Allemagne : Les turpitudes de la continuité de l'État16/07/20092009Journal/medias/journalnumero/images/2009/07/une2137.jpg.445x577_q85_box-0%2C104%2C1383%2C1896_crop_detail.jpg

Dans le monde

Allemagne : Les turpitudes de la continuité de l'État

Selon l'édition allemande du Financial Times, les pouvoirs publics de la République fédérale emploieraient quelque 17 000 anciens agents de la Stasi, ce qui cause quelque émoi.

La presse se dit « surprise » d'une telle nouvelle à l'approche du vingtième anniversaire de la chute du mur de Berlin. Et plusieurs associations, dont une « association des victimes du stalinisme », ont protesté et manifesté leur indignation.

Un député social-démocrate, Stephan Hilsberg, ex-dissident du régime est-allemand, nuance : « Ce qui est inacceptable, c'est que certains occupent des positions hiérarchiques ».

De son côté, la police judiciaire fédérale (BKA) a reconnu qu'au moment de la réunification, elle avait recruté 48 hauts responsables de la Stasi, dont 23 sont toujours à son service. Un de ces derniers assure même la sécurité de la chancelière Angela Merkel, elle-même originaire d'Allemagne de l'Est.

Le caractère fédéral de l'État allemand a aussi engendré quelques discordances. Tandis que le Brandebourg embauchait 200 anciens agents de la Stasi, la Saxe a limogé plus de 1 000 policiers qui avaient collaboré avec la Stasi.
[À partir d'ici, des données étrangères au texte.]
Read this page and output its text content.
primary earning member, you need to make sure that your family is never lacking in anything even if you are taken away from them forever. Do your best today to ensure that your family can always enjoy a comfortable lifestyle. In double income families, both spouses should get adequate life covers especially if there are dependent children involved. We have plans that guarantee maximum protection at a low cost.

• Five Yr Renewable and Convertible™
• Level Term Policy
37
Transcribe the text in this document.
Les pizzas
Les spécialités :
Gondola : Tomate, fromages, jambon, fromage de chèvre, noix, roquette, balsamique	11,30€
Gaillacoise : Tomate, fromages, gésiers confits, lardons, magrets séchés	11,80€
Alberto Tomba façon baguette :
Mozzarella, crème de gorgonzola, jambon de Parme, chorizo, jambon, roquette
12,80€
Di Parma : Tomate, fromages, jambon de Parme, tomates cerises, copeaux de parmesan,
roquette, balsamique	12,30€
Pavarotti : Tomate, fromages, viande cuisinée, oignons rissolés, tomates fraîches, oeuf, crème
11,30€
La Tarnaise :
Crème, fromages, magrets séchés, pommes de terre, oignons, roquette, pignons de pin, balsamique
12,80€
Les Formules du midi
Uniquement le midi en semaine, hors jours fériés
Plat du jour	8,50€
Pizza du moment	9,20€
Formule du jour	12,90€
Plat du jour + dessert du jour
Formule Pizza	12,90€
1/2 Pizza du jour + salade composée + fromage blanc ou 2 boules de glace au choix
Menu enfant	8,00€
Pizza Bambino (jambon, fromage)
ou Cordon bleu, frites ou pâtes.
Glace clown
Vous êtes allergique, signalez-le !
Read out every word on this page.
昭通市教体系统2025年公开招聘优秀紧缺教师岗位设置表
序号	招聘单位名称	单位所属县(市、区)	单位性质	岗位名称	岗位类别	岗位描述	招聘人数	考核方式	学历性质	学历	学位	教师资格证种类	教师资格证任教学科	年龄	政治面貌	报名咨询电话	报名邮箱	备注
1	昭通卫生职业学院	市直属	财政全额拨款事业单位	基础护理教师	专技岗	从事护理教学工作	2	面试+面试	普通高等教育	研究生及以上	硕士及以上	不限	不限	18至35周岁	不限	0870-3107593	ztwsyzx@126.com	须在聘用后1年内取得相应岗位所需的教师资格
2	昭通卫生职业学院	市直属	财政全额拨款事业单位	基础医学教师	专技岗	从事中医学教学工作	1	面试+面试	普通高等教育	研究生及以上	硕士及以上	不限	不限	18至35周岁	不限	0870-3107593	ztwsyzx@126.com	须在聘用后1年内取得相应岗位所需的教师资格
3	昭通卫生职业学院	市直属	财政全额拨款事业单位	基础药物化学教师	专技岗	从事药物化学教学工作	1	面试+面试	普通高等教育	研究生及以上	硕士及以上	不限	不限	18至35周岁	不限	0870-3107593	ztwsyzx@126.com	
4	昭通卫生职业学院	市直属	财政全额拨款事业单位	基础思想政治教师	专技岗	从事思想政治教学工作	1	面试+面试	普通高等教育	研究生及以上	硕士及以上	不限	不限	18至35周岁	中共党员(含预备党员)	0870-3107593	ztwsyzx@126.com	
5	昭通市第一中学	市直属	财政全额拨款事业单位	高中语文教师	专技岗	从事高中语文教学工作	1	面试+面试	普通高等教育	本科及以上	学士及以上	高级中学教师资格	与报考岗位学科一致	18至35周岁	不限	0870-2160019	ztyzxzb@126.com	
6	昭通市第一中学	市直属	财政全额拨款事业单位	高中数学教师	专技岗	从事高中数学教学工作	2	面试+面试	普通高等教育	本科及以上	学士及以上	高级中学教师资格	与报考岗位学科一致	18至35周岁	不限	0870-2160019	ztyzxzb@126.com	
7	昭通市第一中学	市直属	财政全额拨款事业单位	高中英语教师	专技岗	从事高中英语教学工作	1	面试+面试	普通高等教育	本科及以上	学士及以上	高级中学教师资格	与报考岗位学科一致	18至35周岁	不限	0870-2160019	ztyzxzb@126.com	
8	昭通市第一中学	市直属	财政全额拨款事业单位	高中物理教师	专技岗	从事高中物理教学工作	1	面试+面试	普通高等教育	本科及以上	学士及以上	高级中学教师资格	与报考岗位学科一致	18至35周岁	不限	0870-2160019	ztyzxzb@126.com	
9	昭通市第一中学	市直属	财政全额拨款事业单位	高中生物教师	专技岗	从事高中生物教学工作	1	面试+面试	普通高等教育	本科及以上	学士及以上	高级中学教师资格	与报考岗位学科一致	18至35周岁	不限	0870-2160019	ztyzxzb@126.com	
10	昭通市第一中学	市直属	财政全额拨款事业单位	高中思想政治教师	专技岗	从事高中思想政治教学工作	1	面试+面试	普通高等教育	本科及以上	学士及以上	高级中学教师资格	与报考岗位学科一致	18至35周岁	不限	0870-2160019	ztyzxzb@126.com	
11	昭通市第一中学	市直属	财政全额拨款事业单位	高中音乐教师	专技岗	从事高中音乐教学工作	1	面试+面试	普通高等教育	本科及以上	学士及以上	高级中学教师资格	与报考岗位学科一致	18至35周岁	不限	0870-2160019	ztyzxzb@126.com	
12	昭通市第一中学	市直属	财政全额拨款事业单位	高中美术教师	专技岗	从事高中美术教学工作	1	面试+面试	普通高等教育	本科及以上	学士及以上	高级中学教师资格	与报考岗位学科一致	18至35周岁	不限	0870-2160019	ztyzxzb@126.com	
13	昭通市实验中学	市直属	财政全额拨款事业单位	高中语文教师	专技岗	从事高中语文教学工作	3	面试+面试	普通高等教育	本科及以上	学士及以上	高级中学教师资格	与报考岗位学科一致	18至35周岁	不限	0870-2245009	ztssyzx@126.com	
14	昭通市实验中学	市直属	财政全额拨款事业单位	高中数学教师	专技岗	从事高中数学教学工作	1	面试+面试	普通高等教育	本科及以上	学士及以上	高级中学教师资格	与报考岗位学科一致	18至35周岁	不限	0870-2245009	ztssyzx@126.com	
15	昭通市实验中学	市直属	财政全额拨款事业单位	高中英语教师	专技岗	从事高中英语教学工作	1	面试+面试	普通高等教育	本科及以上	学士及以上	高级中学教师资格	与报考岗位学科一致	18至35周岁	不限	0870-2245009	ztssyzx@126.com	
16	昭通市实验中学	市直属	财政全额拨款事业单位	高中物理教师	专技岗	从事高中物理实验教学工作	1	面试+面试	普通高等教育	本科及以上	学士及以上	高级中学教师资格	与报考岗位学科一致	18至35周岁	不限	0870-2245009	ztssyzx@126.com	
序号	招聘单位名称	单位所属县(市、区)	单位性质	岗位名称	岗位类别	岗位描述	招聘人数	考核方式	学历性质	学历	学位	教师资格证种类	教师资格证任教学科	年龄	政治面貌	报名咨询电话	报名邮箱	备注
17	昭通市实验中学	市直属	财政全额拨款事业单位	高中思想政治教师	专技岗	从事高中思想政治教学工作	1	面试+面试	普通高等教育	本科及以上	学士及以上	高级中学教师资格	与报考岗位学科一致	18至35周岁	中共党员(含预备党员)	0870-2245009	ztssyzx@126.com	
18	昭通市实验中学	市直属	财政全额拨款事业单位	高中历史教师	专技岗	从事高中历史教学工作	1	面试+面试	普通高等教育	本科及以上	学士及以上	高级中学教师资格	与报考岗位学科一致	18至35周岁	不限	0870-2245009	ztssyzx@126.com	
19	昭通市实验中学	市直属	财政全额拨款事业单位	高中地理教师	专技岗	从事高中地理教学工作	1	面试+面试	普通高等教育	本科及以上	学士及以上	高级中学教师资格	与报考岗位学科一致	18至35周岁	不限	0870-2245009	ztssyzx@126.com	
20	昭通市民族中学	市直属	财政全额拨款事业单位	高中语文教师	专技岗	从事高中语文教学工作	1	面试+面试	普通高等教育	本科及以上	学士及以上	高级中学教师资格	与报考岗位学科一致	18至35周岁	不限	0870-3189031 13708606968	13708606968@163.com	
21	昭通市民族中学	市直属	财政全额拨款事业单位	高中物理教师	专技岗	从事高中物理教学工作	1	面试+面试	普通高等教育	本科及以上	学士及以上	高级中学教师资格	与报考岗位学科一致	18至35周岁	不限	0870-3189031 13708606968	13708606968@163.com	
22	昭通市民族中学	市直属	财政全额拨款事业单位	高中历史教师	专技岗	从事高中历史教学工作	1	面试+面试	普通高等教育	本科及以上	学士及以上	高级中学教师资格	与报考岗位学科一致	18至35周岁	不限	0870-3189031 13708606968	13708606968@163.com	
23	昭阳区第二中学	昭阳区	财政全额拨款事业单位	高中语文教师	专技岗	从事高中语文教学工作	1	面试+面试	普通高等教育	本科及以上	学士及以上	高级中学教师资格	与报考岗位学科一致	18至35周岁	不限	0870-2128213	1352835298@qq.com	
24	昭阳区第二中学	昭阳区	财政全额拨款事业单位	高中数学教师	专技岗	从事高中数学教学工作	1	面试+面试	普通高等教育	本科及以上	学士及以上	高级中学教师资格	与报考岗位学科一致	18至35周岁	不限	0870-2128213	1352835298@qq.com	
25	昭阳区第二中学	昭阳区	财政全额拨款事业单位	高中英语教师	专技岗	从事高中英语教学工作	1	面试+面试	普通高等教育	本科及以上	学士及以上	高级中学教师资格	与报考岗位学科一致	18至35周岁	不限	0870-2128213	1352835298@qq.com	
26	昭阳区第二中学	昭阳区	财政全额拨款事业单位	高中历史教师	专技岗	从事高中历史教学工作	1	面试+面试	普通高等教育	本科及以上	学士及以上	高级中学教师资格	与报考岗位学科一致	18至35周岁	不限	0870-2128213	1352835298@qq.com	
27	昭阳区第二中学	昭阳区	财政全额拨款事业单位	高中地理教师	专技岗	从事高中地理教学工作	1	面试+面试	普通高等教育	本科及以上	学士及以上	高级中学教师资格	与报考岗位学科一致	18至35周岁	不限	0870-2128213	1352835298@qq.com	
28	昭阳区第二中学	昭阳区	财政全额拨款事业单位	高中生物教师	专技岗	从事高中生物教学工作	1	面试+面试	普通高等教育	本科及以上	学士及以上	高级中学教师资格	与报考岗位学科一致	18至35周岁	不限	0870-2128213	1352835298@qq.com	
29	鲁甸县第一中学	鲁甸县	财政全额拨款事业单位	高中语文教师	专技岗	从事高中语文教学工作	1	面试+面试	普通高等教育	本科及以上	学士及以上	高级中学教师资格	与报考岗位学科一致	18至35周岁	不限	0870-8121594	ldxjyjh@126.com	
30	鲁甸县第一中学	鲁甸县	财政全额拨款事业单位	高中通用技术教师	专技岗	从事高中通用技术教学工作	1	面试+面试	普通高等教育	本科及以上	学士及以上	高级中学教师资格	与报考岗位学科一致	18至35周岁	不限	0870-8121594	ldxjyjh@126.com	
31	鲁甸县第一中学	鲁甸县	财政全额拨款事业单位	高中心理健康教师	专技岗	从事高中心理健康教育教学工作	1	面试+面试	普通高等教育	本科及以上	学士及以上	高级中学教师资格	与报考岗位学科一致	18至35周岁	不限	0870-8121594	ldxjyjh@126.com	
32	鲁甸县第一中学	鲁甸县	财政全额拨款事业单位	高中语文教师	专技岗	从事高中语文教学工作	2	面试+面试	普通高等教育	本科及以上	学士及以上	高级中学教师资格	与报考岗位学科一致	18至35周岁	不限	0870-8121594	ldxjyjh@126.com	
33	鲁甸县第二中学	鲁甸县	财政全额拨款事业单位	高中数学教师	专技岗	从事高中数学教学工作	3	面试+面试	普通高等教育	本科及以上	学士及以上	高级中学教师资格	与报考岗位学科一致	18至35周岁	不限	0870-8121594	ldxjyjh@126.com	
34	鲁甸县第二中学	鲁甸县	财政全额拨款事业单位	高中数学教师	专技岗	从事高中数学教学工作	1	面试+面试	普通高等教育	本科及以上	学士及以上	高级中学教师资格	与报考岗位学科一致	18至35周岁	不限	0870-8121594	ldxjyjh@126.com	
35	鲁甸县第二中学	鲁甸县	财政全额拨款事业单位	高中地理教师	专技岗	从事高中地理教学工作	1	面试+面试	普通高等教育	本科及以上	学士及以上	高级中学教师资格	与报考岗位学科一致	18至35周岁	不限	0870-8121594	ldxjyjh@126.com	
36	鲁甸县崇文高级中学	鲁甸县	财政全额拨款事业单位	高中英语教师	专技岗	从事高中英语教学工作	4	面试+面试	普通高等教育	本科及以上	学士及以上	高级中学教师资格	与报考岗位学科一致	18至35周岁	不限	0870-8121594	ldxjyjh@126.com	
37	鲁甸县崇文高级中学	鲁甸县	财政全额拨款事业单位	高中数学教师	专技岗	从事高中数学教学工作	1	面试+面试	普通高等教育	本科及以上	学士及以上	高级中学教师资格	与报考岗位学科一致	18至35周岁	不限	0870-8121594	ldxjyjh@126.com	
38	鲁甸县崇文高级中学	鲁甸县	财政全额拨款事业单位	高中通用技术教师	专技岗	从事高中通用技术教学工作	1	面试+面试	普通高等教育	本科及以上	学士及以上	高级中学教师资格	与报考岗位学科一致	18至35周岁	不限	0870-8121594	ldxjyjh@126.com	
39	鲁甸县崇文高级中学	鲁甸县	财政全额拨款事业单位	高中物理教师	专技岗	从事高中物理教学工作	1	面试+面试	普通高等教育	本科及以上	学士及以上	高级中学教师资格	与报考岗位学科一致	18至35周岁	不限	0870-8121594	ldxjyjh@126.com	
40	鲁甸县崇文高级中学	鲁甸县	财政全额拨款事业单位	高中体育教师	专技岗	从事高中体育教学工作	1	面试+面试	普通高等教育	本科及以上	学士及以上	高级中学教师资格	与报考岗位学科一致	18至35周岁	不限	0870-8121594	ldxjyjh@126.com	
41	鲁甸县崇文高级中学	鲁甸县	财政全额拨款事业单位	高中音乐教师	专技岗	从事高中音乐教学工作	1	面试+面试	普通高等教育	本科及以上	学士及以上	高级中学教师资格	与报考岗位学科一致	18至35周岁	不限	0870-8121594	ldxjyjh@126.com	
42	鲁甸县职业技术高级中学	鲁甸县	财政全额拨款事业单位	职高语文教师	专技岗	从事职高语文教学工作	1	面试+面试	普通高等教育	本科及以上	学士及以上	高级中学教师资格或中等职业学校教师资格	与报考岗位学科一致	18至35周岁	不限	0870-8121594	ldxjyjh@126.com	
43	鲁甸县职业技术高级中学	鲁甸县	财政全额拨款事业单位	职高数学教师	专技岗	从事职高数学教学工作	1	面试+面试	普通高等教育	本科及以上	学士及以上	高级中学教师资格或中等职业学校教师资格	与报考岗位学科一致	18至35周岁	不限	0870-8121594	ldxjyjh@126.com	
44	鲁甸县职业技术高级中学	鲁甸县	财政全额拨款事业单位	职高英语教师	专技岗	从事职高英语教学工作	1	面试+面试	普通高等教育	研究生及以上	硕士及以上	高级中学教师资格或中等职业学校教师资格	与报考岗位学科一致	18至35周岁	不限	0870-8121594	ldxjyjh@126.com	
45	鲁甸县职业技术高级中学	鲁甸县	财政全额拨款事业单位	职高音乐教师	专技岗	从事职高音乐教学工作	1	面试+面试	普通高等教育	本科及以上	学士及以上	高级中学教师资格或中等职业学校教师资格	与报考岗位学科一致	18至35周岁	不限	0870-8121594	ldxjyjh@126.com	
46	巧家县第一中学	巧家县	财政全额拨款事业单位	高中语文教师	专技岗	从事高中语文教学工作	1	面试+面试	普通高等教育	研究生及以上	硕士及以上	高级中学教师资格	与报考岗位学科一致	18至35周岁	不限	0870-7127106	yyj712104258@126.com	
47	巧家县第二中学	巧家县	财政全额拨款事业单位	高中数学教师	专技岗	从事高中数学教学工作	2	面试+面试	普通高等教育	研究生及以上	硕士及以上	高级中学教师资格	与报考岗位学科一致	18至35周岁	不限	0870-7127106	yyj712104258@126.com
Est-il plus étonnant que la République fédérale allemande ait pu recruter des anciens de la Stasi alors que, dès la Deuxième Guerre mondiale, la RFA avaient recruté nombre d'anciens nazis ? Elle ne fut pas d'ailleurs la seule, les services américains, qui se préparaient à la future guerre froide, firent une moisson de telles recrues, dont un certain Barbie.

Et cette propension à recruter du personnel de l'ancien régime n'est pas proprement allemande. L'État français a lui aussi recyclé des hauts fonctionnaires compromis avec le régime de Vichy. Un seul juge et les magistrats d'origine juive révoqués n'avaient pas prêté serment à Pétain. Il n'était pas question pour de Gaulle de se passer de juges et de magistrats. L'épuration fut donc plus que symbolique. C'est ainsi que dans les sommets de l'appareil d'État, des Maurice Papon, ex-secrétaire général de la Préfecture de Gironde, et reconnu à ce titre complice de la déportation de 1 650 hommes, femmes et enfants juifs, et bien d'autres purent faire carrière après la chute de Vichy.

Ce sont là les formes concrètes, certes peu ragoûtantes, de la continuité de l'État ! Mais personne ne semble s'interroger sur l'impunité de la plupart des chefs des grandes entreprises qui s'accommodent de tous les régimes, du moment que leurs intérêts sont bien servis. Ainsi, pour s'en tenir à la firme allemande Krupp-Thyssen qui prospère ici même dans la gestion des ascenseurs d'habitation collective, ses anciens patrons n'ont pas été inquiétés plus que cela pour avoir porté en 1933 leur choix politique sur un certain Hitler.